AFGHANISTAN

Rückkehr mit Todesfolge

Adnan (†) und Amira Saber: Afghanistan – Deutschland – Afghanistan

Im Herbst 2015 kamen sie gemeinsam aus der afghanischen Stadt Herat nach Deutschland: das junge Paar Adnan und Amira Saber mit ihrem ersten Kind Tara* sowie Adnans Vater. Im Oktober 2015 stellten sie einen Asylantrag in einer kleinen Stadt im Osten Deutschlands.

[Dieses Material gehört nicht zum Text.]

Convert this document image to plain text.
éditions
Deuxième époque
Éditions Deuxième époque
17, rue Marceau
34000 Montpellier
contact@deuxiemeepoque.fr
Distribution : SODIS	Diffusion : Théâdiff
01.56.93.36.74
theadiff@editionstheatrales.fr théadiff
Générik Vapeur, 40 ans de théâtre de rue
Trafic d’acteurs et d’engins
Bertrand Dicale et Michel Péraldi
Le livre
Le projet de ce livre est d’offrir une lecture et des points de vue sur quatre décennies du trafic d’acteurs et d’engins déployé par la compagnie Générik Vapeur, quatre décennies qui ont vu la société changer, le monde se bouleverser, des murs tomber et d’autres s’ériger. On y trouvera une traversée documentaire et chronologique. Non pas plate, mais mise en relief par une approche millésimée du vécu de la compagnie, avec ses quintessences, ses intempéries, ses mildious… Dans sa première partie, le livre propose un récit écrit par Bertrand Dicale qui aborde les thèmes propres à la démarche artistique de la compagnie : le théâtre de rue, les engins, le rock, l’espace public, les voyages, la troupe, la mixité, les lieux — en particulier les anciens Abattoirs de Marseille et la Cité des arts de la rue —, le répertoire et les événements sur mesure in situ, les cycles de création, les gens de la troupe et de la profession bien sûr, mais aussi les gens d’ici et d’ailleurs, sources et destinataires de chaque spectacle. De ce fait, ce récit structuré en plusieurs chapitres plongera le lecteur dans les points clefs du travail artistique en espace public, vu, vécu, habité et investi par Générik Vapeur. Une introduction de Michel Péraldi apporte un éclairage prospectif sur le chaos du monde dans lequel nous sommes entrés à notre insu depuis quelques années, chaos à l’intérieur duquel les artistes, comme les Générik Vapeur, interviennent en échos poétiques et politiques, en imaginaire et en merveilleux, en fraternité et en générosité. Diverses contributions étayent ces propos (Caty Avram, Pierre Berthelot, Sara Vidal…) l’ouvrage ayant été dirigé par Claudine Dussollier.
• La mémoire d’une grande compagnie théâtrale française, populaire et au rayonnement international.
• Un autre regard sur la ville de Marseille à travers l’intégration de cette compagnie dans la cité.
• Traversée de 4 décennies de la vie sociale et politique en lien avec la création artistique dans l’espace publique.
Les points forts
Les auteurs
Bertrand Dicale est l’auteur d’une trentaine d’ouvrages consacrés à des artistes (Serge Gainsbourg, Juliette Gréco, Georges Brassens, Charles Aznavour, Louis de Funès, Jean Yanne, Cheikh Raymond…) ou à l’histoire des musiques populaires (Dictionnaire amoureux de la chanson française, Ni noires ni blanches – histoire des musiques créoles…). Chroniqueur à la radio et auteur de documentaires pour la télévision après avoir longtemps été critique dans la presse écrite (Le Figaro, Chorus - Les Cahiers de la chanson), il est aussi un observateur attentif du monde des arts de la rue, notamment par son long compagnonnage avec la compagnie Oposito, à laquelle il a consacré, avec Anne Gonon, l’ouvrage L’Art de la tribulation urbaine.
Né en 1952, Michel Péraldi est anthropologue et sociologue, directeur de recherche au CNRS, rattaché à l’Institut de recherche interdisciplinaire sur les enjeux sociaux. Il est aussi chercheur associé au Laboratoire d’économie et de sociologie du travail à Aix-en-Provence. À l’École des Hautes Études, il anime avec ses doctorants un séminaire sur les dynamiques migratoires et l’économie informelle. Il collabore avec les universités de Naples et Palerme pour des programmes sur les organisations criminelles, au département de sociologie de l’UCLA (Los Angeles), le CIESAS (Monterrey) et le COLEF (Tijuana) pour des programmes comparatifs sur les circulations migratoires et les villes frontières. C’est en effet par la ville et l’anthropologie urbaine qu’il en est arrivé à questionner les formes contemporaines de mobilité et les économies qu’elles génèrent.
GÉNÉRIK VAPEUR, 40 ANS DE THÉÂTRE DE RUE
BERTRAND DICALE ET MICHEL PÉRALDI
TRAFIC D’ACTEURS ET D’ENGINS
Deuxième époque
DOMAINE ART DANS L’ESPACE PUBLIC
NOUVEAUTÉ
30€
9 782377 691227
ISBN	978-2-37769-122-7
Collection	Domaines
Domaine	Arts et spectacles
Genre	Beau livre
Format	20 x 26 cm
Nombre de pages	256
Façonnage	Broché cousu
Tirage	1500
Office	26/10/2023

Ihr Wunsch? Anzukommen, einen sicheren Ort für die Zukunft zu finden und nach vorne schauen zu können. Adnan und Amira hofften auf Unterstützung durch Verwandte in Hamburg. Doch schon bald merken sie, dass sie hinsichtlich aufenthaltsrechtlicher Fragen weder aus ihrem familiären Umfeld noch bei unabhängigen Beratungsstellen die Hilfe erhielten, die sie gebraucht hätten.

Ablehnung des Asylantrags

Die Behörden interessierten sich weder für die aktuellen Lebensumstände noch für die Zukunftspläne der Familie und schätzten die Fluchtgründe vollkommen falsch ein. An einem Tag im Herbst 2016 hielten Adnan und Amira schockiert den negativen Asylbescheid in den Händen. Darin heißt es: „Unter Berücksichtigung der Ausführungen zum Flüchtlingsschutz ist nicht erkennbar, dass den Antragstellern bei Rückkehr nach Afghanistan die Todesstrafe drohen würde. Anhaltspunkte, dass den Antragstellern nach Rückkehr ein ernsthafter Schaden durch Folter, unmenschliche oder erniedrigende Behandlung drohen würde, sind ebenfalls nicht ersichtlich. Eine Schutzfeststellung nach § 4 Abs. 1 Nr. 3 AsylG scheidet ebenfalls aus. (…) Die Antragsteller müssen keine ernsthafte individuelle Bedrohung ihres Lebens oder ihrer Unversehrtheit befürchten, weil sie als Zivilperson nicht von willkürlicher Gewalt im Rahmen eines in ihrem Herkunftsland bestehenden innerstaatlichen bewaffneten Konflikts betroffen sind. (…) Die Antragsteller sind im Hinblick auf ihre Rückkehr in ihre Heimatstadt Herat keiner individuellen Gefahrenlage ausgesetzt.“

Adnan hatte in der Anhörung vorgetragen, dass er in Herat bedroht worden war und die Hintergründe dargelegt. Drohanrufe und brennende Benzinkanister im Hof seien eindeutige Signale gewesen. Nachdem er dies der dortigen Staatsanwaltschaft vorgetragen hatte, hatte ihn der Staatsanwalt selbst verhaften lassen. Gegen Lösegeld kam Adnan wieder frei. In Deutschland erkannten die Behörden all das nicht als Asylgrund an. Anders bei Adnans Vater: Auch er hatte angegeben, in Herat bedroht worden zu sein. Seinem Asylgesuch wurde stattgegeben.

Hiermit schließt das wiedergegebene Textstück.